From colonial times, American artists have been drawn to Europe to study. This trek across the ocean continued until the advent of WW I. Until the Revolutionary war, most American artists studied in London, but along with the break with England came a break with English influence in American art. Paris became the place to go to learn to paint, though Munich and Dresden in Germany sometimes drew Americans into their circle of influence. During the early part of this century, though the Ecole des Beaux-arts and the Academy Julian continued to attract American students, one man alone probably had greater influence upon American artists than all these hallowed halls of academic art combined. His name was Henri Matisse.

Often, as in the case of Marguerite Thompson, the American artist/student, sojourning to Paris during the first decade of this century, initially intended to study at the Ecole des Beaux-arts. However with the Avant-garde exhibits blooming like Paris in the springtime, the lure to the Fauves, or Cubism, was often irresistible. And it was Matisse that attracted them like flies to honey. Among the American flies were Alfred H. Maurer, Arthur B. Carles, Patrick Henry Bruce, Henry Lyman, and Miss Thompson. Typically, they often met Matisse for the first time though their friendship with Americans Leo and Gertrude Stein. Though often they also flirted with other French art titans such as Picasso and Delaunay, inevitably it was Matisse and his Fauvist, expressionistic colors that captivated them and sent them back to America after a few years with irrational, bold, shocking, primary colors leaping from their palettes.
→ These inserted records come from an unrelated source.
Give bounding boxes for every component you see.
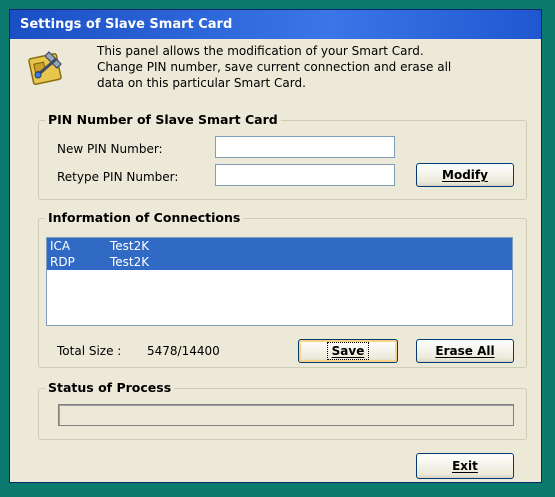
total-size-label: Total Size : bbox=[57, 344, 122, 358]
new-pin-field[interactable] bbox=[215, 136, 395, 158]
retype-pin-label: Retype PIN Number: bbox=[57, 170, 179, 184]
erase-all-button[interactable]: Erase All bbox=[416, 339, 514, 363]
save-button-label: Save bbox=[326, 342, 370, 360]
intro-line-2: Change PIN number, save current connecti… bbox=[97, 60, 452, 74]
retype-pin-field[interactable] bbox=[215, 164, 395, 186]
progress-bar bbox=[58, 404, 514, 426]
connections-group-title: Information of Connections bbox=[45, 210, 244, 226]
intro-line-1: This panel allows the modification of yo… bbox=[97, 44, 424, 58]
modify-button[interactable]: Modify bbox=[416, 163, 514, 187]
exit-button[interactable]: Exit bbox=[416, 453, 514, 479]
total-size-value: 5478/14400 bbox=[147, 344, 220, 358]
pin-group: PIN Number of Slave Smart Card bbox=[38, 112, 527, 200]
exit-button-label: Exit bbox=[452, 459, 478, 473]
new-pin-label: New PIN Number: bbox=[57, 142, 163, 156]
window-title: Settings of Slave Smart Card bbox=[10, 10, 541, 39]
list-item[interactable]: ICA Test2K bbox=[47, 238, 512, 254]
erase-all-button-label: Erase All bbox=[435, 344, 495, 358]
pin-group-title: PIN Number of Slave Smart Card bbox=[45, 112, 281, 128]
status-group-title: Status of Process bbox=[45, 380, 175, 396]
connection-type: RDP bbox=[50, 255, 75, 269]
connection-type: ICA bbox=[50, 239, 71, 253]
modify-button-label: Modify bbox=[442, 168, 488, 182]
connection-name: Test2K bbox=[110, 255, 150, 269]
intro-line-3: data on this particular Smart Card. bbox=[97, 76, 306, 90]
save-button[interactable]: Save bbox=[298, 339, 398, 363]
connections-list[interactable]: ICA Test2K RDP Test2K bbox=[46, 237, 513, 326]
list-item[interactable]: RDP Test2K bbox=[47, 254, 512, 270]
smart-card-tools-icon bbox=[28, 51, 62, 86]
connection-name: Test2K bbox=[110, 239, 150, 253]
intro-text: This panel allows the modification of yo… bbox=[97, 43, 517, 91]
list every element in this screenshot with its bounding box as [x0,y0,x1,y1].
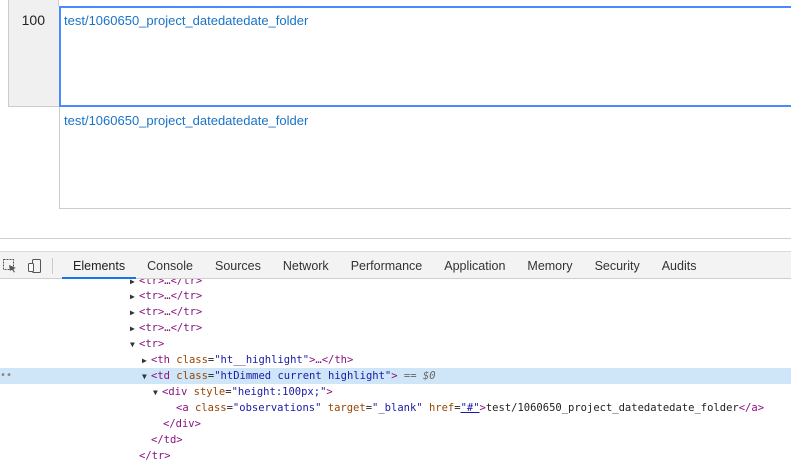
devtools-panel: Elements Console Sources Network Perform… [0,238,791,465]
selected-node-marker: == $0 [403,370,436,382]
tab-memory[interactable]: Memory [516,252,583,279]
tab-application[interactable]: Application [433,252,516,279]
device-toolbar-icon[interactable] [28,259,42,273]
collapse-arrow-icon[interactable]: ▼ [142,369,151,385]
expand-arrow-icon[interactable]: ▶ [142,353,151,369]
dom-node-td-end: </td> [151,434,183,446]
spreadsheet-area: 100 test/1060650_project_datedatedate_fo… [0,0,791,238]
collapse-arrow-icon[interactable]: ▼ [130,337,139,353]
expand-arrow-icon[interactable]: ▶ [130,289,139,305]
dom-node-tr-collapsed[interactable]: ▶ <tr>…</tr> [0,304,791,320]
dom-node-tr-collapsed[interactable]: ▶ <tr>…</tr> [0,288,791,304]
dom-node-tr-open[interactable]: ▼ <tr> [0,336,791,352]
next-cell-link[interactable]: test/1060650_project_datedatedate_folder [64,113,308,128]
dom-node-div[interactable]: ▼ <div style="height:100px;"> [0,384,791,400]
expand-arrow-icon[interactable]: ▶ [130,305,139,321]
tab-elements[interactable]: Elements [62,252,137,279]
more-options-dots[interactable]: •• [0,368,12,384]
expand-arrow-icon[interactable]: ▶ [130,321,139,337]
href-link[interactable]: "#" [461,402,480,414]
dom-node-a[interactable]: <a class="observations" target="_blank" … [0,400,791,416]
toolbar-divider [52,258,53,274]
next-cell[interactable]: test/1060650_project_datedatedate_folder [59,107,791,209]
dom-node-tr-collapsed[interactable]: ▶ <tr>…</tr> [0,320,791,336]
tab-security[interactable]: Security [584,252,651,279]
tab-console[interactable]: Console [136,252,204,279]
elements-tree: ▶ <tr>…</tr> ▶ <tr>…</tr> ▶ <tr>…</tr> ▶ <tr… [0,279,791,465]
dom-node-th[interactable]: ▶ <th class="ht__highlight">…</th> [0,352,791,368]
selected-cell[interactable]: test/1060650_project_datedatedate_folder [59,6,791,107]
dom-node-div-end: </div> [163,418,201,430]
cell-link[interactable]: test/1060650_project_datedatedate_folder [64,13,308,28]
collapse-arrow-icon[interactable]: ▼ [153,385,162,401]
tab-performance[interactable]: Performance [340,252,434,279]
devtools-tabs: Elements Console Sources Network Perform… [62,252,707,279]
dom-node-tr-end: </tr> [139,450,171,462]
row-header[interactable]: 100 [8,6,59,107]
dom-node-td-selected[interactable]: •• ▼ <td class="htDimmed current highligh… [0,368,791,384]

Back in THIS country they met with mixed reactions. Some, like Carles and Maurer, fell into place in Stieglitz's 291 Gallery and went on to become strong, Modernist influences as Dada and Surrealism took hold. Henry Lyman mixed Matisse and Picasso along with collaged newsprint and wallpaper in his work to become a major force in establishing modern art in Philadelphia. Marguerite Thompson returned to her native California where she enriched her paintings of giant redwoods with Matisse's brand of decorative color. Others were not always so fortunate. Particularly Patrick Henry Bruce. He had left his home state of Virginia to study with Robert Henri in New York before being drawn to Paris, Delaunay, and Matisse. His work, perhaps more than all the others, reflected the genius of Matisse, Cezanne and the Paris Avant-garde. But after being forced to return home just before the war, his work tended toward flat, geometric patterns and lost the fresh spirit of his Paris masterpieces. Lacking both critical acceptance and sales, even after returning to Paris after the war, Bruce grew bitter and depressed. In 1936, he destroyed most of his work before returning to this country where, a few months later, he committed suicide.